Cependant, à partir du XVIIIe siècle, certaines organisations entament une mutation qui les rapproche d’un banditisme, endémique en Chine, en s’adonnant au proxénétisme, aux jeux clandestins, aux trafics de sel, alors monopole d’État, et surtout à ceux d’opium dont l’usage non thérapeutique et le commerce étaient interdits par l’Empereur depuis 1729. L’opium, qui provenait des territoires contrôlés par la Compagnie britannique des Indes orientales (East India Company), détentrice de l’exclusivité du commerce avec la Chine, était fabriqué à partir du pavot cultivé dans la région du Bengale, et revendu à des marchands anglais qui se chargeaient de l’acheminement à Canton, seul port où, depuis 1757, la présence de commerçants européens était autorisée. Cette contrebande impliquait aussi les triades auxquelles appartenaient une partie des commerçants chinois, organisés dans une sorte de guilde, le Cohong, qui détenait le monopole des échanges avec le monde. Cette implication dans le commerce très lucratif de l’opium durera jusqu’à l’avènement au pouvoir du Parti communiste chinois (PCC). En 1949, la Chine compte vingt millions de consommateurs.

Au début du XXe siècle, les triades nouent des liens précieux avec les partis politiques républicains qui émergent alors et comptent même dans leur rang des figures éminentes du nationalisme chinois, comme Sun Yat-sen et Tchang Kaï-chek. Entre 1911, année marquée par la chute de la dynastie mandchoue et la proclamation de la République, et 1949, ces sociétés vont même connaître une sorte d’âge d’or. Elles profitent, à partir de 1927, du chaos politique et social qui règne en Chine, favorisée par la guerre civile entre le Kuomintang, le PCC, les seigneurs de la guerre et les tenants de la restauration impériale pour accroître leur mainmise sur la prostitution, les casinos et surtout l’opium, tout en manifestant, pour certaines, une sorte de patriotisme en participant aux côtés des nationalistes et des communistes à la résistance contre l’envahisseur japonais.

Déclin et renaissance

L’arrivée du PCC au pouvoir va signer le début d’une ère difficile pour le crime organisé. L’opium et la prostitution sont interdits dans un contexte où la répression est impitoyable. Les triades prennent alors Hong Kong, ville sous contrôle britannique depuis le traité de Nankin, et Taïwan, devenue le bastion des nationalistes du Kuomintang, comme base de repli. En 1947, 300 000 membres des triades vivaient à Hong Kong où le nombre considérable de consommateurs d’opium assuraient une clientèle captive aux organisations criminelles. L’interdiction de l’opium en 1946, en provoquant un déplacement des usagers vers l’héroïne, va placer les triades au cœur du marché de ce produit dans toute l’Asie du Sud-Est, où elles peuvent s’appuyer sur des diasporas nombreuses et puissantes. Dans les années 1960 et 1970, années fastes pour la consommation, l’opium raffiné et la morphine-base arrivent du Triangle d’Or (Birmanie, Thaïlande, Laos) par bateaux à Hong Kong pour être transformés sur place en héroïne. Outre la clientèle locale, l’héroïne abreuve le marché asiatique et le reste du monde, concurrencé seulement par l’héroïne française produite par les filières corses.
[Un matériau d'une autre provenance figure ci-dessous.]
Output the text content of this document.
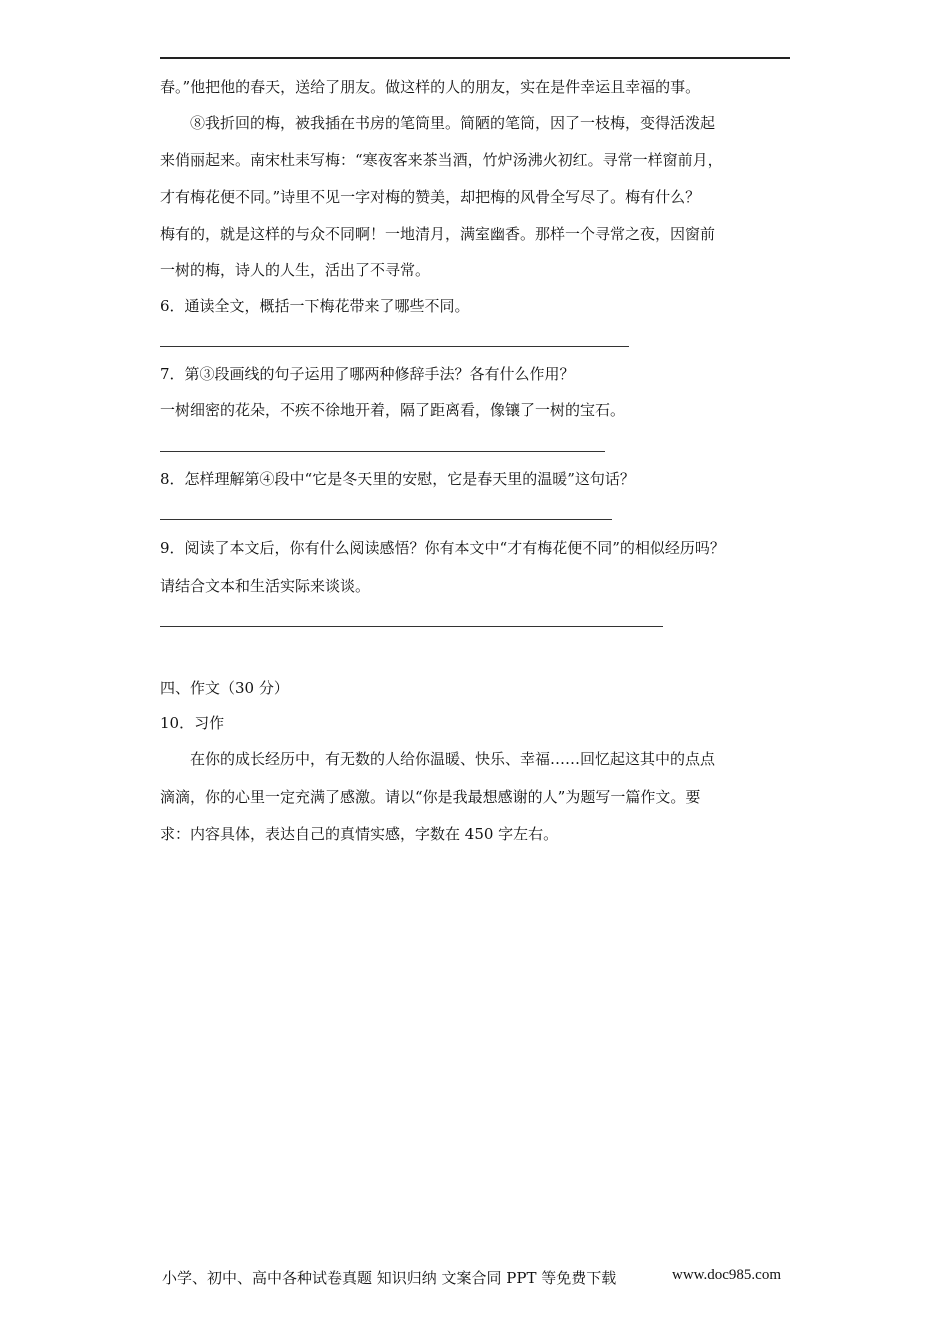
春。”他把他的春天，送给了朋友。做这样的人的朋友，实在是件幸运且幸福的事。
⑧我折回的梅，被我插在书房的笔筒里。简陋的笔筒，因了一枝梅，变得活泼起
来俏丽起来。南宋杜耒写梅：“寒夜客来茶当酒，竹炉汤沸火初红。寻常一样窗前月，
才有梅花便不同。”诗里不见一字对梅的赞美，却把梅的风骨全写尽了。梅有什么？
梅有的，就是这样的与众不同啊！一地清月，满室幽香。那样一个寻常之夜，因窗前
一树的梅，诗人的人生，活出了不寻常。
6．通读全文，概括一下梅花带来了哪些不同。
7．第③段画线的句子运用了哪两种修辞手法？各有什么作用？
一树细密的花朵，不疾不徐地开着，隔了距离看，像镶了一树的宝石。
8．怎样理解第④段中“它是冬天里的安慰，它是春天里的温暖”这句话？
9．阅读了本文后，你有什么阅读感悟？你有本文中“才有梅花便不同”的相似经历吗？
请结合文本和生活实际来谈谈。
四、作文（30 分）
10．习作
在你的成长经历中，有无数的人给你温暖、快乐、幸福……回忆起这其中的点点
滴滴，你的心里一定充满了感激。请以“你是我最想感谢的人”为题写一篇作文。要
求：内容具体，表达自己的真情实感，字数在 450 字左右。
小学、初中、高中各种试卷真题 知识归纳 文案合同 PPT 等免费下载	www.doc985.com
Cependant, l’ouverture économique de la Chine des années 1980, avec notamment la création des zones économiques spéciales, va marquer le retour des triades sur la scène criminelle du pays. La « NEP » chinoise favorise le développement du commerce et de la contrebande avec Hong Kong sur un fond de corruption croissant. Dans les années 1990, le pouvoir initie un rapprochement avec certaines organisations criminelles.

« Toutes les triades ne sont pas identiques. Certaines sont très patriotiques, et je maintiens le contact avec elles. »

En 1992, le ministre de la sécurité publique, Tao Siju, les qualifie de « patriotes » et les encourage à investir sur le marché chinois. La même année, il reçoit le chef d’une des plus importantes triades de Hong Kong, la Sun Yee-On, forte de 50 000 membres. Parallèlement, une nette réhabilitation du rôle des triades dans l’histoire de la Chine est opérée par le PCC. Le régime met en exergue désormais leur patriotisme et leurs contributions à la naissance de la république en 1911. Le PCC, qui, à partir de son accession au pouvoir en 1949, les caractérisait comme des « démons » et les avait par conséquent pourchassées, malgré quelques alliances ponctuelles au cours de la Longue marche, pour leur proximité avec les nationalistes du Kuomintang, s’est avisé que ces organisations pourraient être utiles dans le cadre de la prochaine réintégration de Hong Kong, intervenue en 1997, et peut-être bientôt de Taïwan. Cette nouvelle ère dans les relations avec le crime organisé, qualifiée ironiquement par certains observateurs de « Front uni » (tongi zhanxian), qui renvoie à la fin des années 1920 quand le Komintern préconisait le front unique avec Tchang Kaï-chek, au nom du « bloc des quatre classes », perdure aujourd’hui et se manifeste notamment par l’instrumentalisation de certains groupes criminels afin d’intimider les opposants au régime de Pékin. Aujourd’hui, ces organisations sont au cœur du crime organisé chinois et mondial. Elles sont positionnées notamment dans l’industrie de la contrefaçon, des jeux en ligne et du trafic de drogues.

La preuve par le fentanyl

Le trafic de fentanyl constitue une illustration de la puissance du crime organisé chinois et de son internationalisation. Il s’agit d’un opioïde synthétique, utilisé depuis les années 1960 dans le cadre médical, comme anesthésique intraveineux et analgésique indiqué dans le traitement de douleurs particulièrement intenses. Cette substance contrefaite est depuis une dizaine d’années à l’origine de la mort de près de 500 000 Américains. Or, la Chine joue un rôle décisif dans la chaîne de production. Jusqu’à récemment, une partie de la production de fentanyl, insuffisamment encadrée par l’État, était expédiée au Mexique pour y être reconditionnée majoritairement sous la forme de cachets imitant un autre médicament, l’Oxycontin, dans des laboratoires contrôlés par des organisations criminelles mexicaines.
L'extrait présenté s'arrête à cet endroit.